Dismal week wipes $36b off ASX


Max Mason A selloff in the major banks and miners has dragged the Australian sharemarket to a six-month low and a fifth consecutive week of losses.

For the week, the benchmark S&P/ASX200 dropped 2.2 per cent, or 119.7 points, to 5313.4, shaving about $36 billion off the market’s value and wiping out the last gains of 2014. The broader All Ordinaries also lost 2.2 per cent, or 120.7 points, to 5316.6.

On Friday the ASX200 fell 1.3 per cent, or 68.8 points, while the All Ordinaries dipped 1.2 per cent, to 65.8 points. So far in September, the ASX200 has slumped 5.6 per cent, and is now down 0.7 per cent since the beginning of the year.

“We remain constructive on the market. This setback has surprised us and we think markets should head higher,” Morgan Stanley strategist Malcolm Wood said.

“We think the drivers for that include robust US growth and positive US market backdrop, low profile easing and structural reforms in China, lots of liquidity coming out of Europe.”

Partly the local selloff was due to a sharp 1.9 per cent drop in the Australian dollar over the week, which spooked global investors. But the fall in the currency should be good news for the local market once the dust settles, Mr Wood said.

In addition, Wall Street on Thursday suffered its biggest one-day drop since July. Analysts said the benchmark S&P 500 index fell through support levels which could signal more losses to come.

Also weighing on the local market, iron ore slumped 3.8 per cent over the four days to Thursday, with weakness in China’s property sector and supply far outweighing demand dragging on the steel making ingredient.

Global miner Rio Tinto fell 2.4 per cent to $60.11 over the week, while rival BHP Billiton slumped 3.7 per cent to $34.16. Iron ore miner Fortescue Metals lost 5.9 per cent to $3.54.

Australia’s big four banks fell heavily during the week, continuing the selloff in September as investors dumped yield stocks. Westpac, which has entered into technical correction – losing more than 10 per cent since its April highs – dropped 3.9 per cent over the week to $31.89, while NAB dipped 3.5 per cent to $32.70.

Commonwealth Bank lost 3.3 per cent to $75.26 for the week and on Friday also hit correction status. ANZ, which had already gone into correction prior to the week, fell a further 2.9 per cent to $30.99.

“Markets are reasonably valued, they’re not cheap, they’re not dear, they’re about right and therefore the earnings growth [from] companies should drive the total return of the businesses that we own going forward [over the long-term],” Hyperion portfolio manager Joel Gray said.
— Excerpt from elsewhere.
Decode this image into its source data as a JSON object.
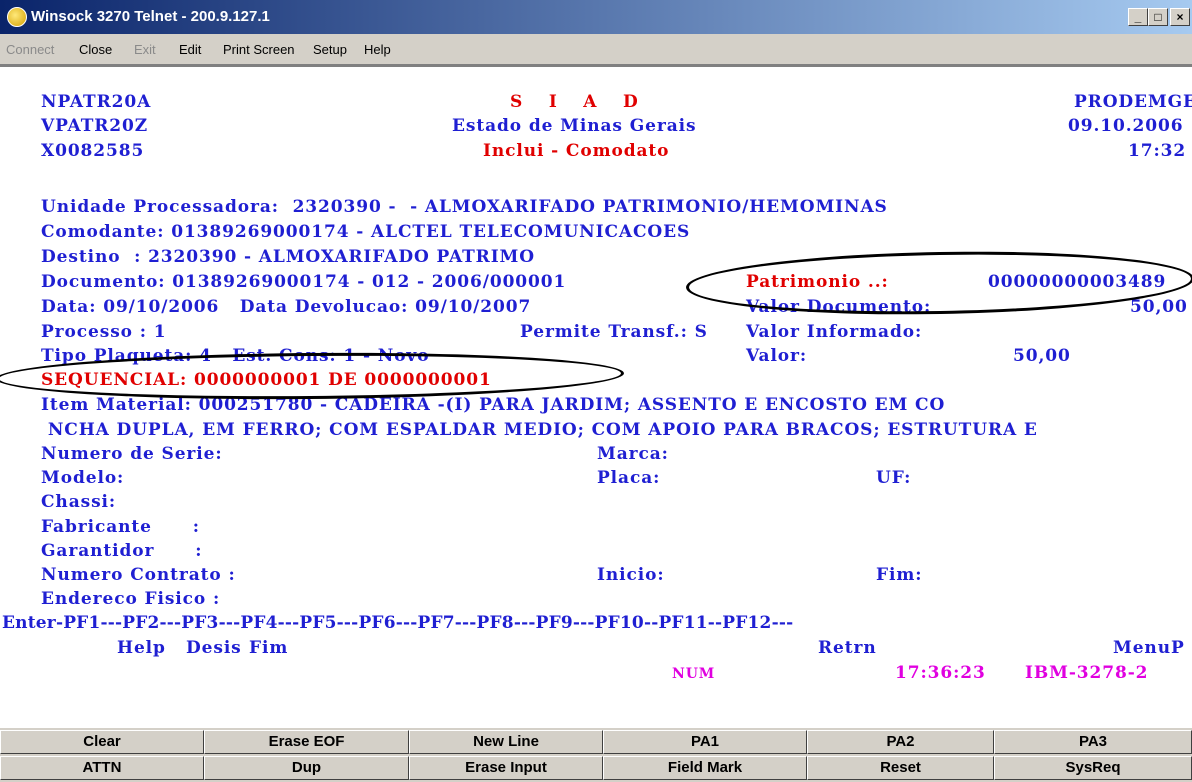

“Provided that the economy continues to chug along, then I think you could justify valuation levels around here. We’re not anticipating a major correction, on the proviso that the economy continues to move along, it just needs to etch out small gains.”

Among companies reporting, TPG Telecom beat analyst earnings expectations with a pre-tax profit of $364 million. As revealed by Fairfax Media the telecommunications provider entered into an agreement with Foxtel to sell some of the pay television company’s basic channels. TPG shares jumped 5.9 per cent to $7.19 for the week.

New Zealand-based clothing company Kathmandu reported full-year of $NZ42.2 million ($38.1 million), down 4.5 per cent on the previous year. However, the result was at the upper level of analyst expectations, after a cold snap towards the end of June helped the retailer boost sales.

Kathmandu shares rose 3.2 per cent to $2.91 for the week.

Brickworks shares dipped 0.4 per cent over the week to $13.45 despite the company reporting a 20.7 per cent surge in full-year profit. However, Australia’s biggest brick maker still has a cloud hanging over its head about the potential legal implications of donations made to the NSW Liberal Party in 2010-11.

Nufarm reported a 53 per cent drop in full-year profit to $37.7 million. However, shares surged 15.4 per cent to $4.86 during the week to with the pesticides group painting a more stable outlook for the next year.

Falling milk prices have halved dual-listed dairy company Fonterra’s profits to $NZ503 million. Local shares added 0.4 per cent to finish the week at $5.70.